Comparative Example 3
In Example 1, a laminated biaxially stretched film having a film thickness of 15 μm was obtained in the same manner as in Example 1 except that the resin composition comprising 25 parts by weight of A3 and 75 parts by weight of B1 was used as both surface layers. It was. The evaluation results of the obtained film were as shown in Table 1. The heat resistance was insufficient and the shrink-wrapped finish was inferior.

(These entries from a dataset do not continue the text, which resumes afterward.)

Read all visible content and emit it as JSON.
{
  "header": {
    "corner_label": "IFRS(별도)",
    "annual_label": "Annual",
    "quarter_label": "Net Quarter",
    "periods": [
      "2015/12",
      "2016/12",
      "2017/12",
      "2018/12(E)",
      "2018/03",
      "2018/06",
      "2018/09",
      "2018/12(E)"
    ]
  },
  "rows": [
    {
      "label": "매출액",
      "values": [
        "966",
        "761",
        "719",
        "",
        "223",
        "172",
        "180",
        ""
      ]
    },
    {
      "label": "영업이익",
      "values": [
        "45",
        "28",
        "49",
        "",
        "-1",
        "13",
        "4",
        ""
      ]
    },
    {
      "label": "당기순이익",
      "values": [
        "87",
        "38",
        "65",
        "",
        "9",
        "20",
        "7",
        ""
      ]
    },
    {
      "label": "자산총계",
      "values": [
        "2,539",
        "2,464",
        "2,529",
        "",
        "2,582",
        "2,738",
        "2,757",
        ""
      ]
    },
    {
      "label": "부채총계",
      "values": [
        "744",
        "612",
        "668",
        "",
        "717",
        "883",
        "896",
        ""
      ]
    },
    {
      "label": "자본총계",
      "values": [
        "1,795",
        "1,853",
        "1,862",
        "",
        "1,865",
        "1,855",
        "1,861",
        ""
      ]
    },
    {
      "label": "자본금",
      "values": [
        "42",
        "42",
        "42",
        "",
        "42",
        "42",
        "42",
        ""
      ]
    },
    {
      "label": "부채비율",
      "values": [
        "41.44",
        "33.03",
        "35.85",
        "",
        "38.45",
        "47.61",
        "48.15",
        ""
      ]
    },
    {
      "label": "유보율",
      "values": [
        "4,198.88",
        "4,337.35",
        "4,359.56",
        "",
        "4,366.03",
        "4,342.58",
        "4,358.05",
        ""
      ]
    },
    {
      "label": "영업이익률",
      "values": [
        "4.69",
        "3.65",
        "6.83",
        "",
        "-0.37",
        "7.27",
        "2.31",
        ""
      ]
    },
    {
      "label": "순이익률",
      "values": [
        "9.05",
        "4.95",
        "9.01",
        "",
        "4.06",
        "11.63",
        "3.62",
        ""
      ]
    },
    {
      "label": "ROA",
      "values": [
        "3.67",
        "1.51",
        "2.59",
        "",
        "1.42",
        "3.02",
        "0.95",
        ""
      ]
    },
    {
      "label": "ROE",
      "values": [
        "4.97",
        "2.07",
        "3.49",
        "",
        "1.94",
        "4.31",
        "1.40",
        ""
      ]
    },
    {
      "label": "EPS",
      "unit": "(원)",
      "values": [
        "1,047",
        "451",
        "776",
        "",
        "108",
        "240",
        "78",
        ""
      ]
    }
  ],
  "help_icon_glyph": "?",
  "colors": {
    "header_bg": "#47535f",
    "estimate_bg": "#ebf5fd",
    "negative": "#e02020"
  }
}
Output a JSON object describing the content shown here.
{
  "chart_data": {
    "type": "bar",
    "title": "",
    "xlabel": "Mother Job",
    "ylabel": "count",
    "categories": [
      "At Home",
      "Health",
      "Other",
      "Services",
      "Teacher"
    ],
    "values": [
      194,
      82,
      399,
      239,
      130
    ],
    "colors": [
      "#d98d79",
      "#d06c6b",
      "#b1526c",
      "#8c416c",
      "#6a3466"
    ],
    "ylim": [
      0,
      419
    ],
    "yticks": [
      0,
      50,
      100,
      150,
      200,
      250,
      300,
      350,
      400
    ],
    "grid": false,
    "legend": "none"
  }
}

The heat-shrinkable packaging material of the present invention is a polyolefin-based heat-shrinkable material that has excellent low-temperature shrinkability and heat resistance, and can exhibit a high degree of shrinkage finish required when packaging expensive products. It can be suitably used as a film.

Claims (5)

10 to 60 parts by weight of a polyolefin-based elastomer having a melting peak temperature measured by a differential scanning calorimeter (hereinafter abbreviated as DSC) in the range of 130 ° C to 170 ° C and a hardness (Shore A) of 60 to 90; A polyolefin-based heat-shrinkable film comprising at least three layers of a surface layer composed of 40 to 90 parts by weight of a propylene-based resin and a core layer composed of an ethylene-based resin and stretched biaxially and vertically. 2. The polyolefin heat-shrinkable film according to claim 1, wherein the surface layer propylene-based resin has a melting peak temperature measured by DSC of 120 to 165 [deg.] C. and an MFR of 0.3 to 10.0 g / 10 minutes. . The core layer ethylene resin is composed of one or more ethylene-α olefin copolymers having a density of 0.865 to 0.925 g / cm ³ and an MI of 0.5 to 4.0 g / 10 min. The polyolefin heat-shrinkable film according to claim 1. The core layer ethylene resin is composed of one or more ethylene-α olefin copolymers having a density of 0.870 to 0.910 g / cm ³ and an MI of 0.5 to 4.0 g / 10 min. The polyolefin heat-shrinkable film according to any one of claims 1 to 3. Polyolefin elastomers for use in the surface layer, in the measurement using a DSC, until absorbed total amount the melt initiation temperature or et melting completion temperature of heat until 20 ° C. lower temperature than the melting peak temperature from the melting start temperature polyolefin heat-shrinkable film according to claim 1, characterized in that absorbed is 39% or less of the total heat during.